Evidence that insulin resistance is responsible for the decreased thermic effect of glucose in human obesity.

The thermic effect of glucose was investigated in nine obese and six lean subjects in whom the same rate of glucose uptake was imposed. Continuous indirect calorimetry was performed for 240 min on the supine subject. After 45 min, 20% glucose was infused (609 mg/min) for 195 min and normoglycemia was maintained by adjusting the insulin infusion rate.
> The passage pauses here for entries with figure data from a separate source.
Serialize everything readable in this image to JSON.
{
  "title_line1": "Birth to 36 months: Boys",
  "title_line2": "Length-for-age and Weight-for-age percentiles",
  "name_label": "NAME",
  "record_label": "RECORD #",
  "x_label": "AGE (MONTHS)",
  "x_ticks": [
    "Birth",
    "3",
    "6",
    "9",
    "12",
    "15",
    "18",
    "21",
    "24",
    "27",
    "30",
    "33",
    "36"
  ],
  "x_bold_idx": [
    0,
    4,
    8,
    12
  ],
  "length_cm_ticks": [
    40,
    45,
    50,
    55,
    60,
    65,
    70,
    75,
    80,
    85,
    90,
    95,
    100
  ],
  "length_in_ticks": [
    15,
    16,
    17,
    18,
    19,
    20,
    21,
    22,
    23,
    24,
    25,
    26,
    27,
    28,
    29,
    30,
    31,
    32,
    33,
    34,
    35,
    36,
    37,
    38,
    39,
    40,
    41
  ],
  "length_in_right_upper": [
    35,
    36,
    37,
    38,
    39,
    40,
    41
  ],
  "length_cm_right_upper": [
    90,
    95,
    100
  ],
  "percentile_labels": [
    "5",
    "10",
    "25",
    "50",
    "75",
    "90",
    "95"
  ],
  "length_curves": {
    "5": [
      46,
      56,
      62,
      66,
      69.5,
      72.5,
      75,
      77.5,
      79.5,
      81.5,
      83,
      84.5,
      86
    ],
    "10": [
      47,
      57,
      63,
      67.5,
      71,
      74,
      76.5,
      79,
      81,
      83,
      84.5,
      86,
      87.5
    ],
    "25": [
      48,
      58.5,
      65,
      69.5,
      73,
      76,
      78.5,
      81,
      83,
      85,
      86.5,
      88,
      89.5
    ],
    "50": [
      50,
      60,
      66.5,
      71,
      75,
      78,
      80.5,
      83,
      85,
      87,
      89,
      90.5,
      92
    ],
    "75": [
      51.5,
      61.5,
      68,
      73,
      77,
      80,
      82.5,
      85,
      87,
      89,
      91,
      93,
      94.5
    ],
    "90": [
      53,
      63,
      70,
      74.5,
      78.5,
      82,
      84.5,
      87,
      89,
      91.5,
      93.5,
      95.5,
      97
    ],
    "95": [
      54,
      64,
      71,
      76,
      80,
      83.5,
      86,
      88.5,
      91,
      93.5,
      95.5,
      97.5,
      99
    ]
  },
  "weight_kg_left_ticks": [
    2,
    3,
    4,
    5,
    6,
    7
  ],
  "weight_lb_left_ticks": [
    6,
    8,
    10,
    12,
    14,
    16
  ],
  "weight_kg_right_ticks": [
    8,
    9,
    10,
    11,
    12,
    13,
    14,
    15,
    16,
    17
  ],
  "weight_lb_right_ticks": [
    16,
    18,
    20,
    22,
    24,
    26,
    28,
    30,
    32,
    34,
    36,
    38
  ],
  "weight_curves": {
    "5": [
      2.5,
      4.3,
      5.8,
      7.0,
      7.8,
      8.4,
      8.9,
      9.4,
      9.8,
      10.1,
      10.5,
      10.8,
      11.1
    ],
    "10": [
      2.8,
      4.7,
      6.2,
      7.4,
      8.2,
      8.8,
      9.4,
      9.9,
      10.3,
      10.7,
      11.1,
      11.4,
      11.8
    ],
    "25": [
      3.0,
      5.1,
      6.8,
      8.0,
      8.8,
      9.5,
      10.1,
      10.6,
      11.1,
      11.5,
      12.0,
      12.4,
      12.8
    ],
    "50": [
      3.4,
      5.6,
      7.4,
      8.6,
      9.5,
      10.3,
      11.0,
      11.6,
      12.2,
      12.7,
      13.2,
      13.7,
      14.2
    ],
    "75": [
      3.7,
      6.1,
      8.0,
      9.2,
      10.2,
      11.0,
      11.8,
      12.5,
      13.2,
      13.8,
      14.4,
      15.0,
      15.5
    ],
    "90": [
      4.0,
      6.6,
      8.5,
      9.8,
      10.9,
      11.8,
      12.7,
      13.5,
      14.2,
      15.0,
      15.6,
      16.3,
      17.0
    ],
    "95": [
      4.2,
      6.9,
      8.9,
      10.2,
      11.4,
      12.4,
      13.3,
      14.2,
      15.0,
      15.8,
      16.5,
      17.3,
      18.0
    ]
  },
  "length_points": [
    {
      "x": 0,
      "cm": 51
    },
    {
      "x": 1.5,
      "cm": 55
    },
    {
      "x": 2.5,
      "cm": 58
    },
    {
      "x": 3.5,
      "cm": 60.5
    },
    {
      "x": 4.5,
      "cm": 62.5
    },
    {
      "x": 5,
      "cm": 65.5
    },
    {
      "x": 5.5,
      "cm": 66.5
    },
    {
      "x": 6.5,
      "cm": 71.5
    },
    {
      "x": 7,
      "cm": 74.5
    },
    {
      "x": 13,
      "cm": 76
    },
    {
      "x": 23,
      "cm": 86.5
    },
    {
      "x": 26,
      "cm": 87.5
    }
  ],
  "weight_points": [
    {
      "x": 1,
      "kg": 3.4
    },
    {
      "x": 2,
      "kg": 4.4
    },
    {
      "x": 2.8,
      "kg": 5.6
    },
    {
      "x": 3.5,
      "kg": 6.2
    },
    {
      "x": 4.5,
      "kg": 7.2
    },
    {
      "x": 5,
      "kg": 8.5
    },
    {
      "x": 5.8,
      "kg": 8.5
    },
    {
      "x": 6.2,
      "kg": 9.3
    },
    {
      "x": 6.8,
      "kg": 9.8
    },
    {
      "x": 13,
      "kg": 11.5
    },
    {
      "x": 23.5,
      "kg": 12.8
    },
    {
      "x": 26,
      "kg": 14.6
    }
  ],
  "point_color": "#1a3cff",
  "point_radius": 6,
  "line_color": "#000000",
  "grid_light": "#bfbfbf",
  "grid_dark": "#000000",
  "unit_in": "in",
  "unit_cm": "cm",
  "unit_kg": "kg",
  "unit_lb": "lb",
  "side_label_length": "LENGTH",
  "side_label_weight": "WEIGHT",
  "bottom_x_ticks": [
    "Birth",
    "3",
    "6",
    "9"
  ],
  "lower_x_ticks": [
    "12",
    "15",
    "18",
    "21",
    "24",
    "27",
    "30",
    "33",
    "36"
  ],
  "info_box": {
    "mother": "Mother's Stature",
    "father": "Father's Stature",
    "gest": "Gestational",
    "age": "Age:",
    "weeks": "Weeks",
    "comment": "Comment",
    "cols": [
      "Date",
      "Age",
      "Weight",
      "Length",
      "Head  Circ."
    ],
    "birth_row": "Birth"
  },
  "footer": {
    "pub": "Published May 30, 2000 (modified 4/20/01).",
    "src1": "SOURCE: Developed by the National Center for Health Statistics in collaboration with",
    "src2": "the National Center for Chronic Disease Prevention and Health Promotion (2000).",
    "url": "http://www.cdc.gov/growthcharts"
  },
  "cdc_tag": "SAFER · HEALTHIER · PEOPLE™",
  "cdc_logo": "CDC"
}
At 2 h, propranolol was infused (bolus 100 micrograms/kg; 1 microgram/kg X min) for the remaining 75 min. To maintain the same glucose uptake (0.624 g/min), it was necessary to infuse insulin at 3.0 +/- 0.6 (leans) and 6.6 +/- 1.2 mU/kg X min (obese) (P less than 0.02). At this time, glucose oxidation was 0.248 +/- 0.019 (leans) and 0.253 +/- 0.022 g/min (obese) (NS), and nonoxidative glucose disposal was 0.375 +/- 0.011 and 0.372 +/- 0.029 g/min, respectively. Resting metabolic rate (RMR) rose significantly by 0.13 +/- 0.02 kcal/min in both groups, resulting in similar thermic effects, i.e., 5.5 +/- 0.7% (leans) 5.4 +/- 0.9% (obese) (NS) and energy costs of glucose storage 0.35 +/- 0.06 and 0.39 +/- 0.09 kcal/g (NS), respectively. With propranolol, glucose uptake and storage remained the same, while RMR fell significantly in both groups, with corresponding decreases (P less than 0.05) in the thermic effects of glucose to 3.7 +/- 0.6% and 2.9 +/- 0.8% (NS) and the energy costs of glucose storage 0.23 +/- 0.04 and 0.17 +/- 0.05 kcal/g (NS) in the lean and obese subjects, respectively. These results suggest that the defect in the thermic effect of glucose observed in obese subjects is due to their insulin resistance, which is responsible for a lower rate of glucose uptake and hence decreased rate of glucose storage, which is an energy-requiring process.